The new study will test what impact different awareness-raising messages might be having, using a survey-experiment. Working with the Regional Economic Development Institute in Jakarta, we will recruit 1,000 survey participants who will be randomly assigned to five groups. Each group will be asked to read one anticorruption awareness-raising message (except for the control group, which will not read any message). There are four messages:
- how and where to report corruption;
- recent achievements by the government in controlling corruption;
- recent high-profile corruption scandals;
- details about the prevalence of corruption at the local level.
After reading their message, all respondents will then answer the same questions about their perceptions of corruption, and their willingness to report or otherwise fight corruption.

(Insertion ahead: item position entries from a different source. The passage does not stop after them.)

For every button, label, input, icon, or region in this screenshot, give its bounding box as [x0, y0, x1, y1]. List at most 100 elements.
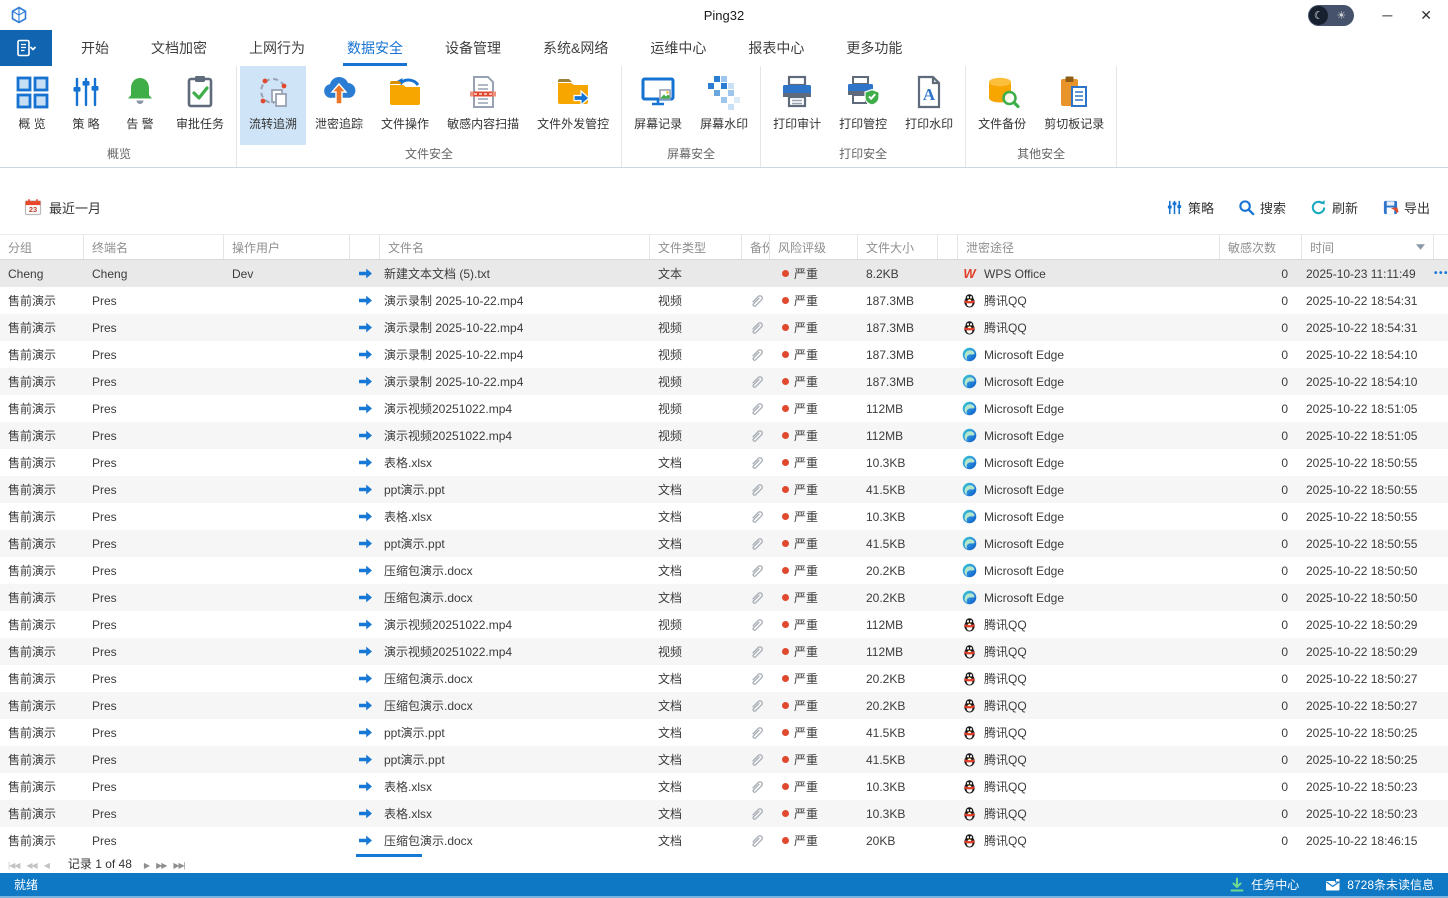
- table-row[interactable]: 售前演示 Pres 演示视频20251022.mp4 视频 严重 112MB Microso…: [0, 395, 1448, 422]
- forward-arrow-icon[interactable]: [358, 320, 373, 335]
- table-row[interactable]: 售前演示 Pres ppt演示.ppt 文档 严重 41.5KB 腾讯QQ 0 2025-10-…: [0, 746, 1448, 773]
- column-header-3[interactable]: [350, 235, 380, 259]
- date-range-filter[interactable]: 23 最近一月: [24, 198, 101, 217]
- forward-arrow-icon[interactable]: [358, 671, 373, 686]
- table-row[interactable]: 售前演示 Pres ppt演示.ppt 文档 严重 41.5KB 腾讯QQ 0 2025-10-…: [0, 719, 1448, 746]
- table-row[interactable]: 售前演示 Pres 压缩包演示.docx 文档 严重 20.2KB Microsoft Ed…: [0, 584, 1448, 611]
- column-header-11[interactable]: 敏感次数: [1220, 235, 1302, 259]
- table-row[interactable]: 售前演示 Pres 演示录制 2025-10-22.mp4 视频 严重 187.3MB 腾讯…: [0, 287, 1448, 314]
- column-header-1[interactable]: 终端名: [84, 235, 224, 259]
- table-row[interactable]: 售前演示 Pres 表格.xlsx 文档 严重 10.3KB Microsoft Edge 0…: [0, 503, 1448, 530]
- column-header-4[interactable]: 文件名: [380, 235, 650, 259]
- horizontal-scrollbar-thumb[interactable]: [356, 854, 422, 857]
- table-row[interactable]: 售前演示 Pres 演示录制 2025-10-22.mp4 视频 严重 187.3MB Mi…: [0, 341, 1448, 368]
- column-header-13[interactable]: [1434, 235, 1448, 259]
- ribbon-button-print-audit[interactable]: 打印审计: [764, 66, 830, 145]
- column-header-5[interactable]: 文件类型: [650, 235, 742, 259]
- forward-arrow-icon[interactable]: [358, 833, 373, 848]
- pager-next-button[interactable]: ▶: [144, 861, 150, 870]
- ribbon-button-file-ops[interactable]: 文件操作: [372, 66, 438, 145]
- tab-2[interactable]: 上网行为: [228, 30, 326, 66]
- app-menu-button[interactable]: [0, 30, 52, 66]
- tab-6[interactable]: 运维中心: [629, 30, 727, 66]
- ribbon-button-file-backup[interactable]: 文件备份: [969, 66, 1035, 145]
- forward-arrow-icon[interactable]: [358, 617, 373, 632]
- table-row[interactable]: Cheng Cheng Dev 新建文本文档 (5).txt 文本 严重 8.2KB W WPS…: [0, 260, 1448, 287]
- column-header-12[interactable]: 时间: [1302, 235, 1434, 259]
- table-row[interactable]: 售前演示 Pres 表格.xlsx 文档 严重 10.3KB 腾讯QQ 0 2025-10-22…: [0, 773, 1448, 800]
- tab-5[interactable]: 系统&网络: [522, 30, 629, 66]
- ribbon-button-overview[interactable]: 概 览: [5, 66, 59, 145]
- forward-arrow-icon[interactable]: [358, 752, 373, 767]
- ribbon-button-screen-watermark[interactable]: 屏幕水印: [691, 66, 757, 145]
- tab-7[interactable]: 报表中心: [727, 30, 825, 66]
- row-actions-button[interactable]: •••: [1434, 268, 1448, 279]
- column-header-9[interactable]: [938, 235, 958, 259]
- pager-prev-button[interactable]: ◀: [44, 861, 50, 870]
- minimize-button[interactable]: ─: [1382, 8, 1392, 22]
- forward-arrow-icon[interactable]: [358, 644, 373, 659]
- table-row[interactable]: 售前演示 Pres 压缩包演示.docx 文档 严重 20KB 腾讯QQ 0 2025-10-2…: [0, 827, 1448, 854]
- task-center-button[interactable]: 任务中心: [1229, 876, 1299, 893]
- pager-next-page-button[interactable]: ▶▶: [156, 861, 167, 870]
- toolbar-refresh-button[interactable]: 刷新: [1310, 198, 1358, 217]
- column-header-2[interactable]: 操作用户: [224, 235, 350, 259]
- ribbon-button-print-control[interactable]: 打印管控: [830, 66, 896, 145]
- column-header-10[interactable]: 泄密途径: [958, 235, 1220, 259]
- ribbon-button-alert[interactable]: 告 警: [113, 66, 167, 145]
- tab-4[interactable]: 设备管理: [424, 30, 522, 66]
- table-row[interactable]: 售前演示 Pres 压缩包演示.docx 文档 严重 20.2KB Microsoft Ed…: [0, 557, 1448, 584]
- forward-arrow-icon[interactable]: [358, 428, 373, 443]
- column-header-6[interactable]: 备份: [742, 235, 770, 259]
- forward-arrow-icon[interactable]: [358, 806, 373, 821]
- table-row[interactable]: 售前演示 Pres 压缩包演示.docx 文档 严重 20.2KB 腾讯QQ 0 2025-10…: [0, 665, 1448, 692]
- forward-arrow-icon[interactable]: [358, 509, 373, 524]
- theme-toggle[interactable]: ☾ ☀: [1308, 4, 1355, 26]
- ribbon-button-policy[interactable]: 策 略: [59, 66, 113, 145]
- table-row[interactable]: 售前演示 Pres 压缩包演示.docx 文档 严重 20.2KB 腾讯QQ 0 2025-10…: [0, 692, 1448, 719]
- table-row[interactable]: 售前演示 Pres 演示录制 2025-10-22.mp4 视频 严重 187.3MB Mi…: [0, 368, 1448, 395]
- forward-arrow-icon[interactable]: [358, 266, 373, 281]
- forward-arrow-icon[interactable]: [358, 401, 373, 416]
- forward-arrow-icon[interactable]: [358, 698, 373, 713]
- close-button[interactable]: ✕: [1420, 8, 1432, 22]
- ribbon-button-screen-record[interactable]: 屏幕记录: [625, 66, 691, 145]
- table-row[interactable]: 售前演示 Pres 演示视频20251022.mp4 视频 严重 112MB Microso…: [0, 422, 1448, 449]
- ribbon-button-leak-track[interactable]: 泄密追踪: [306, 66, 372, 145]
- ribbon-button-approval-tasks[interactable]: 审批任务: [167, 66, 233, 145]
- tab-8[interactable]: 更多功能: [825, 30, 923, 66]
- table-row[interactable]: 售前演示 Pres 演示录制 2025-10-22.mp4 视频 严重 187.3MB 腾讯…: [0, 314, 1448, 341]
- forward-arrow-icon[interactable]: [358, 347, 373, 362]
- forward-arrow-icon[interactable]: [358, 293, 373, 308]
- table-row[interactable]: 售前演示 Pres 表格.xlsx 文档 严重 10.3KB Microsoft Edge 0…: [0, 449, 1448, 476]
- tab-0[interactable]: 开始: [60, 30, 130, 66]
- forward-arrow-icon[interactable]: [358, 590, 373, 605]
- toolbar-policy-button[interactable]: 策略: [1166, 198, 1214, 217]
- table-row[interactable]: 售前演示 Pres 演示视频20251022.mp4 视频 严重 112MB 腾讯QQ 0 20…: [0, 611, 1448, 638]
- forward-arrow-icon[interactable]: [358, 536, 373, 551]
- forward-arrow-icon[interactable]: [358, 482, 373, 497]
- column-header-8[interactable]: 文件大小: [858, 235, 938, 259]
- ribbon-button-file-outgoing[interactable]: 文件外发管控: [528, 66, 618, 145]
- unread-messages-button[interactable]: 8728条未读信息: [1325, 876, 1434, 893]
- pager-prev-page-button[interactable]: ◀◀: [26, 861, 37, 870]
- table-row[interactable]: 售前演示 Pres 表格.xlsx 文档 严重 10.3KB 腾讯QQ 0 2025-10-22…: [0, 800, 1448, 827]
- ribbon-button-flow-trace[interactable]: 流转追溯: [240, 66, 307, 145]
- tab-3[interactable]: 数据安全: [326, 30, 424, 66]
- forward-arrow-icon[interactable]: [358, 374, 373, 389]
- table-row[interactable]: 售前演示 Pres 演示视频20251022.mp4 视频 严重 112MB 腾讯QQ 0 20…: [0, 638, 1448, 665]
- forward-arrow-icon[interactable]: [358, 563, 373, 578]
- column-header-7[interactable]: 风险评级: [770, 235, 858, 259]
- pager-last-button[interactable]: ▶▶|: [173, 861, 185, 870]
- column-filter-arrow-icon[interactable]: [1416, 244, 1425, 250]
- forward-arrow-icon[interactable]: [358, 779, 373, 794]
- column-header-0[interactable]: 分组: [0, 235, 84, 259]
- ribbon-button-clipboard-record[interactable]: 剪切板记录: [1035, 66, 1113, 145]
- table-row[interactable]: 售前演示 Pres ppt演示.ppt 文档 严重 41.5KB Microsoft Edg…: [0, 530, 1448, 557]
- pager-first-button[interactable]: |◀◀: [8, 861, 20, 870]
- forward-arrow-icon[interactable]: [358, 725, 373, 740]
- table-row[interactable]: 售前演示 Pres ppt演示.ppt 文档 严重 41.5KB Microsoft Edg…: [0, 476, 1448, 503]
- toolbar-export-button[interactable]: 导出: [1382, 198, 1430, 217]
- ribbon-button-content-scan[interactable]: 敏感内容扫描: [438, 66, 528, 145]
- forward-arrow-icon[interactable]: [358, 455, 373, 470]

The data will be scrutinised to see whether and how different messages provoked different reactions in the follow-up survey questions. The hope is that this research will begin to answer two questions: Do certain messages heighten worries about corruption, while others ease them? And do some messages ignite the activist spirit, while others dim it?
One thing is certain, however. As corruption awareness-raising programmes proliferate, we urgently need to know whether anticorruption messages are provoking much more serious unintended consequences than a little accidental PR for a mobile phone company.